# H: Beastmen W:$$ Priced to move



## Dr.Mercury (Aug 2, 2008)

I am looking to part with this stuff, and invest the money back into other stuff.
Not really looking to part it up. I would really liket to sell it all in one go.
It is a considerable army. Well over $550 in stuff.
Looking for $235 and I will ship it anywhere in the lower 48 via UPS ground.
Outside of there, and you have to pay shipping
I accept Paypal


I have 10 metal Centigor along with the special character
They are set up to be two squads of 5 with a standard in each (primed black)
12 chaos hounds. 10 plastic, and 2 metal (primed brown)
2 chaos spawn bare plastic
All my gor are the older plastics that came in the mixed gor/ungor box

40 gors with extra hand weapon 20 are painted 20 are primed brown. (all are magnetized with metal move trays)
20 gors with extra hand weapon bare plastic
18 bestigor unpainted (15 plastic, 3 metal command)
30 plastic ungor spear and shield primed brown (these are the older plastics)

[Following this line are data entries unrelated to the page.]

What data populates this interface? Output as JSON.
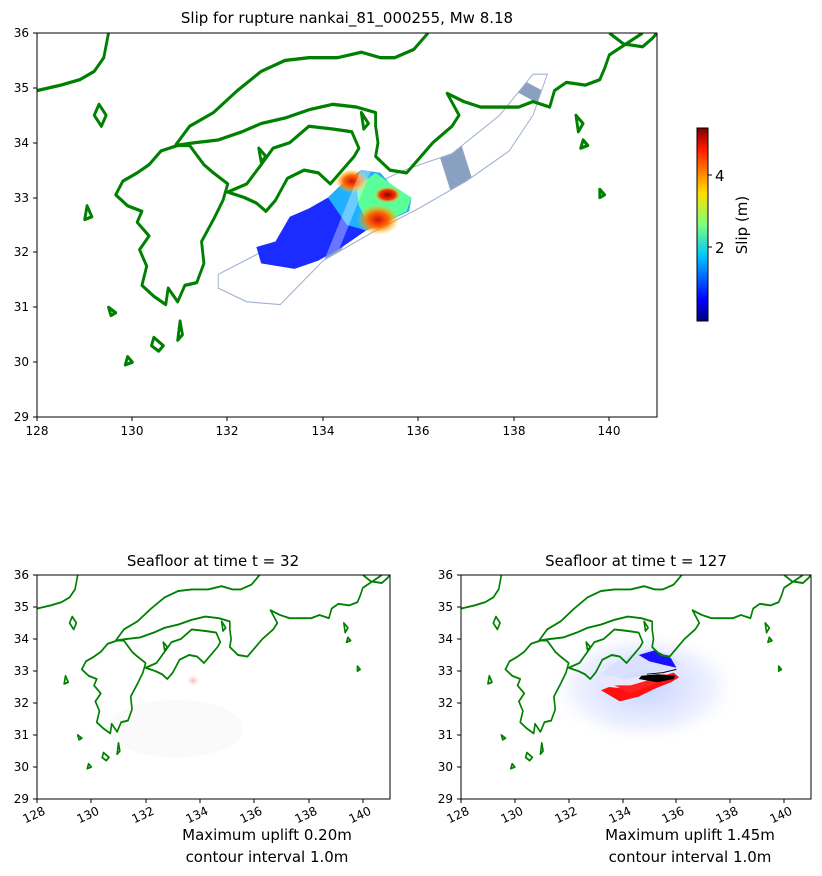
{
  "chart_data": [
    {
      "type": "heatmap",
      "title": "Slip for rupture nankai_81_000255, Mw 8.18",
      "xlim": [
        128,
        141
      ],
      "ylim": [
        29,
        36
      ],
      "xticks": [
        "128",
        "130",
        "132",
        "134",
        "136",
        "138",
        "140"
      ],
      "yticks": [
        "29",
        "30",
        "31",
        "32",
        "33",
        "34",
        "35",
        "36"
      ],
      "colorbar": {
        "label": "Slip (m)",
        "ticks": [
          "2",
          "4"
        ],
        "range": [
          0,
          5.8
        ],
        "colormap": "jet"
      },
      "max_slip_region": {
        "lon": 135.2,
        "lat": 32.6,
        "value": 5.5
      },
      "coastline_color": "#008000"
    },
    {
      "type": "heatmap",
      "title": "Seafloor at time t = 32",
      "xlim": [
        128,
        141
      ],
      "ylim": [
        29,
        36
      ],
      "xticks": [
        "128",
        "130",
        "132",
        "134",
        "136",
        "138",
        "140"
      ],
      "yticks": [
        "29",
        "30",
        "31",
        "32",
        "33",
        "34",
        "35",
        "36"
      ],
      "max_uplift_m": 0.2,
      "contour_interval_m": 1.0,
      "caption": [
        "Maximum uplift 0.20m",
        "contour interval 1.0m"
      ]
    },
    {
      "type": "heatmap",
      "title": "Seafloor at time t = 127",
      "xlim": [
        128,
        141
      ],
      "ylim": [
        29,
        36
      ],
      "xticks": [
        "128",
        "130",
        "132",
        "134",
        "136",
        "138",
        "140"
      ],
      "yticks": [
        "29",
        "30",
        "31",
        "32",
        "33",
        "34",
        "35",
        "36"
      ],
      "max_uplift_m": 1.45,
      "contour_interval_m": 1.0,
      "caption": [
        "Maximum uplift 1.45m",
        "contour interval 1.0m"
      ]
    }
  ]
}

I also have a plastic giant that was converted into a cygor.
http://s182.photobucket.com/albums/x91/drmercury/?action=view&current=100_2042.jpg

I have 5 plastic minotaurs that I converted to my personal taste.
http://s182.photobucket.com/albums/x91/drmercury/?action=view&current=100_2039.jpg
http://s182.photobucket.com/albums/x91/drmercury/?action=view&current=100_2038.jpg


----------